Recommended design: serious and sober, conveying authority and professionalism. Classic and elegant typography. Dark color palette with sober accents. Professional photography of the attorneys and the firm on the site.
Typical investment range: USD 1,500 to 4,000 for a standard professional site. USD 4,000 to 10,000 for firms with specific needs (client area, private documentation, extensive blog with multiple authors).
A small ecommerce in Latin America has specific regional market considerations that affect technological, logistical, and monetization decisions. The right strategy balances initial investment with growth capacity.

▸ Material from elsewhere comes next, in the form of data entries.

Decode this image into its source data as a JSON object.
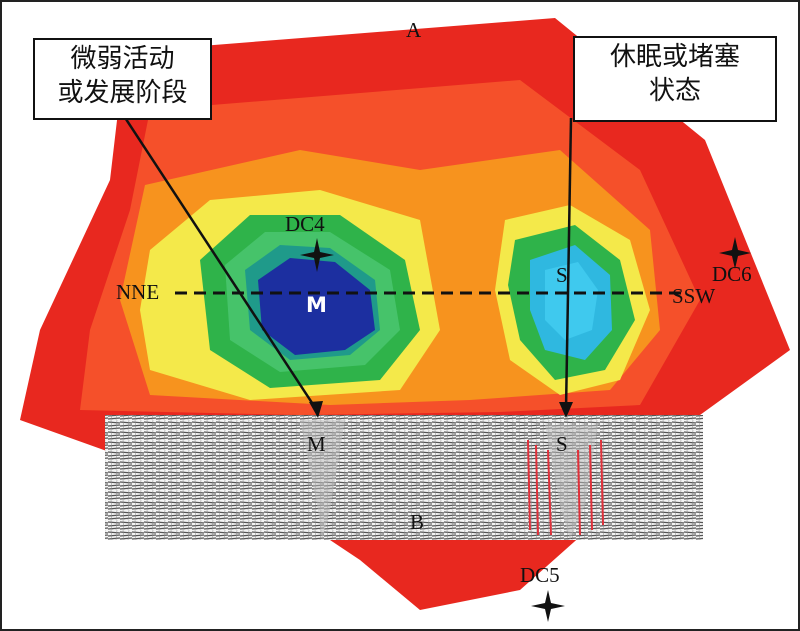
{
  "panel_a_label": "A",
  "panel_b_label": "B",
  "callout_left": {
    "line1": "微弱活动",
    "line2": "或发展阶段"
  },
  "callout_right": {
    "line1": "休眠或堵塞",
    "line2": "状态"
  },
  "wells": [
    "DC4",
    "DC6",
    "DC5"
  ],
  "profile_ends": {
    "start": "NNE",
    "end": "SSW"
  },
  "features": {
    "m_map": "M",
    "s_map": "S",
    "m_section": "M",
    "s_section": "S"
  },
  "colors": {
    "map_base": "#e8281f",
    "outer": "#f5502a",
    "orange": "#f7931e",
    "yellow": "#f4e94a",
    "green": "#2fb34a",
    "blue": "#1c2fa0",
    "cyan": "#2fb8e0",
    "fault": "#e0303a"
  }
}
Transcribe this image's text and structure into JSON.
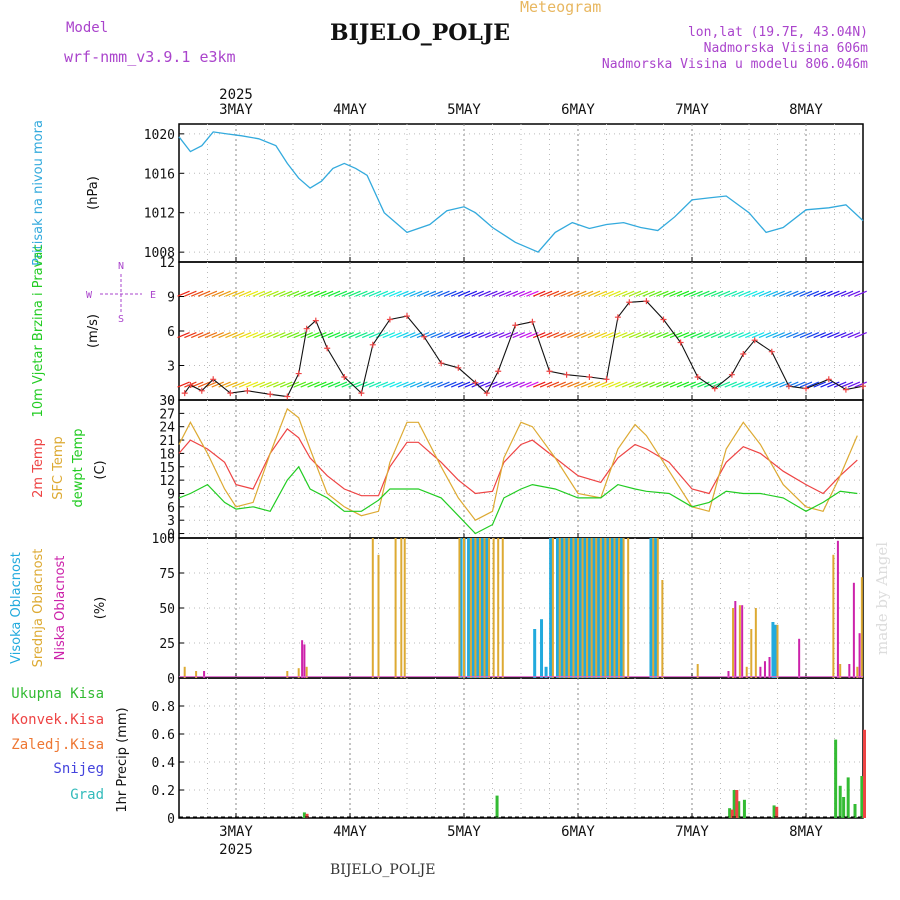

Fundamental decision 1 — Platform versus custom development. Platforms like TiendaNube (Argentina, Latin America) or Shopify (global) allow starting quickly with USD 20 to 80 monthly subscription plus commissions. Custom development with Next.js plus Supabase has a greater initial investment (USD 3,000 to 8,000) but low recurring costs and total control. Recommendation for new ecommerce in LATAM: start with a platform, migrate to custom when volume justifies the investment (typically after USD 10,000 monthly in sales).
Fundamental decision 2 — Payment methods. Mercado Pago is almost mandatory in Argentina, Brazil, Mexico, Chile, and Colombia due to its penetration. Offering bank transfer as an alternative captures customers who prefer to avoid card commissions. In Argentina specifically, consider multiple methods due to inflation and exchange rate fluctuation.
Fundamental decision 3 — Logistics. In Argentina: Andreani and OCA dominate, with available integrations. Correo Argentino is more economical but less reliable. Consider in-house logistics if there is a limited geographic radius (same city). In Brazil: official Correios plus private options. In Mexico: Estafeta, DHL. Shipping cost significantly impacts conversion.
Fundamental decision 4 — Number of products. Less than 30 products: simple ecommerce works. 30 to 300 products: needs good internal search, categorization, filters. 300 or more products: requires serious architecture and possibly integration with management system (Contabilium, Tango) to keep stock synchronized.
Fundamental decision 5 — Complementary sales channels. Marketplaces (Mercado Libre, Amazon) provide volume but lower margins. Instagram Shop, WhatsApp Catalog, TikTok Shop are growing as complementary channels. A multi-channel strategy usually outperforms a single store in revenue.
Typical successful ecommerce in LATAM: own platform as the center, presence on 1 to 2 marketplaces, active social channels, consistent email marketing, customer service via WhatsApp. Initial investment USD 500 to 3,000 in platform, USD 200 to 800 monthly in digital marketing for first 6 months, with gradual scaling based on results.